An active, outdoor life had weathered her more than the men of Hammad al Nakir
liked. And she was much too assertive.
Yasmid stared into infinity. After a time, she murmured, "It's an interesting
dilemma."
"What's that?"
"Whether I should slay myself and thus free the movement of concern and
uncertainty, or preserve myself against its need."
The nature of his culture denied Haroun much knowledge of women. He knew them
only through tradition and hand-me-down gossip from equally ignorant
companions. The last thing he expected of a female was an ability to reason,
to sacrifice, to be concerned about tomorrrow. He remained silent, awed.
"I guess I should wait for a sign. Suicide is extreme. And if I'm alive
there's always a chance of escape or rescue."

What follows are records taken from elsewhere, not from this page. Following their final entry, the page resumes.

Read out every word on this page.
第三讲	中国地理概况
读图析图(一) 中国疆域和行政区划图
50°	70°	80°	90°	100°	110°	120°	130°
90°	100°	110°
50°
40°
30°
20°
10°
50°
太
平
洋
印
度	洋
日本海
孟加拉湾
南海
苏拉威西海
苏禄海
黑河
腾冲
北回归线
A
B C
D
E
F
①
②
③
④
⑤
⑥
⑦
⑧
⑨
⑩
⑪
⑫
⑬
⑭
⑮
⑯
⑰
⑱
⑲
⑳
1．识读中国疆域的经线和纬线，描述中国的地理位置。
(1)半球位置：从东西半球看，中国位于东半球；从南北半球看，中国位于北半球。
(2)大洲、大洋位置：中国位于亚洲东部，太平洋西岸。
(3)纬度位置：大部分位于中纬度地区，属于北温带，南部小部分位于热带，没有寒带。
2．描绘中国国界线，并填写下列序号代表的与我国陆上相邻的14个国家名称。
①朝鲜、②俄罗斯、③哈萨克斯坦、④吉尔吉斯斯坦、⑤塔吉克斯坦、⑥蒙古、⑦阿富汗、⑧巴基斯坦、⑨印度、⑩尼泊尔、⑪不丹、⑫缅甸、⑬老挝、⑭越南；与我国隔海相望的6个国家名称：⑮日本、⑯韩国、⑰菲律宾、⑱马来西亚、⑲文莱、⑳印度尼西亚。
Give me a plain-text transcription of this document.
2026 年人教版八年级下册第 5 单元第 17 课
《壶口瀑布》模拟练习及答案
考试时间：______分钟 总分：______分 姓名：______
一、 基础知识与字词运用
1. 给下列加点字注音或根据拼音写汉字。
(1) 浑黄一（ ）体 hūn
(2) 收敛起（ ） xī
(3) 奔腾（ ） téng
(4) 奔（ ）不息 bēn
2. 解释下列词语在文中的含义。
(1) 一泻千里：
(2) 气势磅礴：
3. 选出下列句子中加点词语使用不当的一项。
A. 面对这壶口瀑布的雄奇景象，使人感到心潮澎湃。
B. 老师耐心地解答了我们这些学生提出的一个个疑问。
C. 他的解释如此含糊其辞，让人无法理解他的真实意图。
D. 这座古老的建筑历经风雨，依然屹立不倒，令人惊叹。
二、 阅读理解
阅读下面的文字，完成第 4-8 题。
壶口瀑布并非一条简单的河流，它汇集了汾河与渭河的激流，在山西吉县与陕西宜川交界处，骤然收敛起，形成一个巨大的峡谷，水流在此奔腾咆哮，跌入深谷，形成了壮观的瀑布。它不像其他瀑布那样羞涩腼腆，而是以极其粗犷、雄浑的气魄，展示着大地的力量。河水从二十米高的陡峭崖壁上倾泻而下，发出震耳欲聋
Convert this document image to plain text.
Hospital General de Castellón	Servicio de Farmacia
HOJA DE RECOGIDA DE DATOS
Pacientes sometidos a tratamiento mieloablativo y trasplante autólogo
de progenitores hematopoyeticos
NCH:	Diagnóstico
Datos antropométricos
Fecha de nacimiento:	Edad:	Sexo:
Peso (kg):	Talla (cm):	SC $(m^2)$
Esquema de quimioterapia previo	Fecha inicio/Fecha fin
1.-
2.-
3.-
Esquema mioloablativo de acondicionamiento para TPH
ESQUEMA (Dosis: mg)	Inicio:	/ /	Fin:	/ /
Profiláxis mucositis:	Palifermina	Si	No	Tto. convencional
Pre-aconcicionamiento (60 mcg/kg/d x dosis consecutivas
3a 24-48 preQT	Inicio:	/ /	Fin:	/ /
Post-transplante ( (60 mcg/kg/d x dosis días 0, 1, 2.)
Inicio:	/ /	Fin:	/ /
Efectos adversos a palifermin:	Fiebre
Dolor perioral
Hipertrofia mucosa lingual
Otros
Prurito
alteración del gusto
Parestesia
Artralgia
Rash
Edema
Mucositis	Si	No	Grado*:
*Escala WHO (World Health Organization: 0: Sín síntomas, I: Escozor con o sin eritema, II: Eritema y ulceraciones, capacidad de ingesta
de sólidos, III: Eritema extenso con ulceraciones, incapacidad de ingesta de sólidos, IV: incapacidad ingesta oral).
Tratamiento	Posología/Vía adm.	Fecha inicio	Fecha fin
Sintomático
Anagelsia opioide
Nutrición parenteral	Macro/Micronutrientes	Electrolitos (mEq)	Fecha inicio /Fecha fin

"As my fat friend might say, all things are possible." But some are unlikely,
he thought. "Ask Beloul for whatever you need for sewing." He left the hut
looking for Ragnarson.
"No, no, no," Bragi was telling an Altean who had just sped an arrow into a
butt. "You're not remembering what I said about your elbow."
"I hit it, didn't I? Sir."
"Yeah. That time. But you're more likely to hit it every time... "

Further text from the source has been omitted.